Hedge funds experienced their biggest quarterly rise in assets under management in the third quarter, growing by $120 billion, according to data released Tuesday by Hedge Fund Research.
Most of the increase came from investment performance, with the HFRI Fund Weighted Composite Index posting a gain of 5.17%.
Hedge funds also pulled in $19 billion of new money during the third quarter. It was the third consecutive quarter that investors added to their holdings of these private investment vehicles. The industry took in $9.5 billion of new money in the second quarter and $13.7 billion in the first quarter.
By comparison, investors yanked $131 billion out of hedge funds in 2009 after withdrawing $154 billion in 2008.
HFR said the combination of investment performance and new investments pushed the cumulative net asset value of its broad-based index over the previous record level set in October 2007.
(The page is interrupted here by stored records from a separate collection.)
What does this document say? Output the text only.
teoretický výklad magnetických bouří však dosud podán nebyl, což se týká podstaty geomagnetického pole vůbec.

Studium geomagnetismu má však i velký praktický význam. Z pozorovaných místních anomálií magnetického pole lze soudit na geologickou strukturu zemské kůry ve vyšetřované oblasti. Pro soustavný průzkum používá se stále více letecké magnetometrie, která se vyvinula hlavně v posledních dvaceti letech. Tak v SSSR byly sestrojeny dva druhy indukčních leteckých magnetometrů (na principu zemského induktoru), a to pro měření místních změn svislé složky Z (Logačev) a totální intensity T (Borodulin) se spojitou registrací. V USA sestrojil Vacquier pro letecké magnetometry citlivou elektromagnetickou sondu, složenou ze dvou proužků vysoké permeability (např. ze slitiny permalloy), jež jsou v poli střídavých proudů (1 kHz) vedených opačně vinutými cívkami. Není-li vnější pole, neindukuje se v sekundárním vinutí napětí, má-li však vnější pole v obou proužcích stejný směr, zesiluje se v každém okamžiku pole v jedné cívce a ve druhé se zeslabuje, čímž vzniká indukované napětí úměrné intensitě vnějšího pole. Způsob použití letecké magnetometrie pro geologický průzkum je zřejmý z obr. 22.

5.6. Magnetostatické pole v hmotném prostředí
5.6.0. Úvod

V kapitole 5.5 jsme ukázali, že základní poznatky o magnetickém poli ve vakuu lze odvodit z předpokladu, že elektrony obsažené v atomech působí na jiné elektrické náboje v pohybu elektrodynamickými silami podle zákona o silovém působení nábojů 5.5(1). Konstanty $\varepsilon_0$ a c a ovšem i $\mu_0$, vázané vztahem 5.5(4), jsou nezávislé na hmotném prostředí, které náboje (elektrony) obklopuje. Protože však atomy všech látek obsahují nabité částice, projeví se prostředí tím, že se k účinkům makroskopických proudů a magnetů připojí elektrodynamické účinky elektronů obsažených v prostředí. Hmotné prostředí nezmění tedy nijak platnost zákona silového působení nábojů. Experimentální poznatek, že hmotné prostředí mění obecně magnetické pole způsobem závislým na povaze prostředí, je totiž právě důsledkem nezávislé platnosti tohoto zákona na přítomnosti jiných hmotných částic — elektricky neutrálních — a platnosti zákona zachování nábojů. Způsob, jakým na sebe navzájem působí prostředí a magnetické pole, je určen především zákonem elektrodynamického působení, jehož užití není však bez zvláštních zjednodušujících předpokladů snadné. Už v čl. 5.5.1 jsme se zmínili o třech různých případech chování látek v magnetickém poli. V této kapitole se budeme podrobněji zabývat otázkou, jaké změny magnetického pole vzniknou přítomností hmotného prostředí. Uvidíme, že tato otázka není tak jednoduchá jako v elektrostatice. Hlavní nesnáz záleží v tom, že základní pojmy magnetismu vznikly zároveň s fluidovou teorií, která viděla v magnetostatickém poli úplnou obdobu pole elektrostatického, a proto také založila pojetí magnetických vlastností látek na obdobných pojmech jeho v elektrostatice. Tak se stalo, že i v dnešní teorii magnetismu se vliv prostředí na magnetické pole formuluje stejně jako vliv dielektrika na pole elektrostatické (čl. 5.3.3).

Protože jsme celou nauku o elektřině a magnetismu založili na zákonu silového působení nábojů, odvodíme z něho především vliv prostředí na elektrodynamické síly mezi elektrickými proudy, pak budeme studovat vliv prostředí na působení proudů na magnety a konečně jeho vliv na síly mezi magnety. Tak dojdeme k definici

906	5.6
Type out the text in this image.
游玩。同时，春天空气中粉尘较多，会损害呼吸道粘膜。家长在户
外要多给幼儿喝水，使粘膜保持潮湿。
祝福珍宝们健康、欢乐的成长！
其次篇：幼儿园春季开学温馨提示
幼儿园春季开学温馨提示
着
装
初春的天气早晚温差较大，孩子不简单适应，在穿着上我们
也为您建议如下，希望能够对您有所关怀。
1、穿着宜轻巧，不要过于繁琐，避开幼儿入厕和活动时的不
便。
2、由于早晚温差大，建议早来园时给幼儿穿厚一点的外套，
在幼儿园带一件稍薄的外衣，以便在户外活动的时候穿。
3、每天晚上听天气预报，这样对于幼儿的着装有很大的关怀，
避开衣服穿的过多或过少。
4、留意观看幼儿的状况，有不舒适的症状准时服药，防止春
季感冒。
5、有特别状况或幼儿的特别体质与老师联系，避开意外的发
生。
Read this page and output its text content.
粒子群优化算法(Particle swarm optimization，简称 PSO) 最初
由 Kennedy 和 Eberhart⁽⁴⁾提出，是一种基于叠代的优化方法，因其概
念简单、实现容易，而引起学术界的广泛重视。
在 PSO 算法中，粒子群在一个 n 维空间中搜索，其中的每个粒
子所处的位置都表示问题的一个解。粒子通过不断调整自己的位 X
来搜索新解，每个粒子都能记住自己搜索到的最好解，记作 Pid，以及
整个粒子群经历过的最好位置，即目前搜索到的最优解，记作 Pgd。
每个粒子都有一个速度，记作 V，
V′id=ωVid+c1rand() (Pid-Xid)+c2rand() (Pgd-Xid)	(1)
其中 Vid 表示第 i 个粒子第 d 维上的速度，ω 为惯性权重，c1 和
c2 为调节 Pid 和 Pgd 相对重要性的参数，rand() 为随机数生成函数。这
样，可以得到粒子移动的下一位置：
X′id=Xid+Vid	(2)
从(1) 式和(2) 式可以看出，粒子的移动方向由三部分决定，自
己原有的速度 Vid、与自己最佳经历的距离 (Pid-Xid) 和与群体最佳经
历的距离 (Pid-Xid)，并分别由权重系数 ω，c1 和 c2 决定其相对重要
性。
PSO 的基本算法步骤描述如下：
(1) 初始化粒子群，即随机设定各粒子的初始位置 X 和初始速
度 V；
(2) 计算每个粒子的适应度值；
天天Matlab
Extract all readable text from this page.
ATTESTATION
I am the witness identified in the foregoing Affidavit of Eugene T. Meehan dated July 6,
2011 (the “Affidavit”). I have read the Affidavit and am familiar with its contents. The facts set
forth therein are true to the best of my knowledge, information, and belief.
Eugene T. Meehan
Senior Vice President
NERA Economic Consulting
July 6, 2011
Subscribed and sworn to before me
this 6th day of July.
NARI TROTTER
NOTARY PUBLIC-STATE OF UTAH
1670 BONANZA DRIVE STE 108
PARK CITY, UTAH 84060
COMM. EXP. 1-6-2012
“After three years, the industry has emerged from the worst cumulative performance drawdown in its history, which had lost more than 21.4% through the volatility of the financial crisis,” the company said in a press release.
Total industry assets of $1.77 trillion as of Sept. 30 were still below the peak of $1.86 trillion in 2007, however.
The total number of hedge funds, including funds that invest in other hedge funds, rose slightly to 9,175 at the end of the third quarter from 9,083 at the end of the second quarter. At its peak in 2007, the industry was comprised of just over 10,000 funds.
HFR’s most recent data indicate that 201 hedge funds were launched in the second quarter and 177 were liquidated.
It's an industry dominated by a small number of very large funds. Approximately 5% of the 9,175 funds have more than $5 billion under management and collectively account for just over 60% of the industry’s assets. But just over half of the total number of funds have less than $100 million each under management.
“With the recent performance gains, the hedge fund industry has clearly passed a significant milestone in its evolutionary history,” said HFR President Kenneth J. Heinz. “In the last three years, hedge funds have become more strategically diverse, structurally accessible and transparent to investors, and, as a result, the industry is well-positioned for continued strong growth in coming quarters.”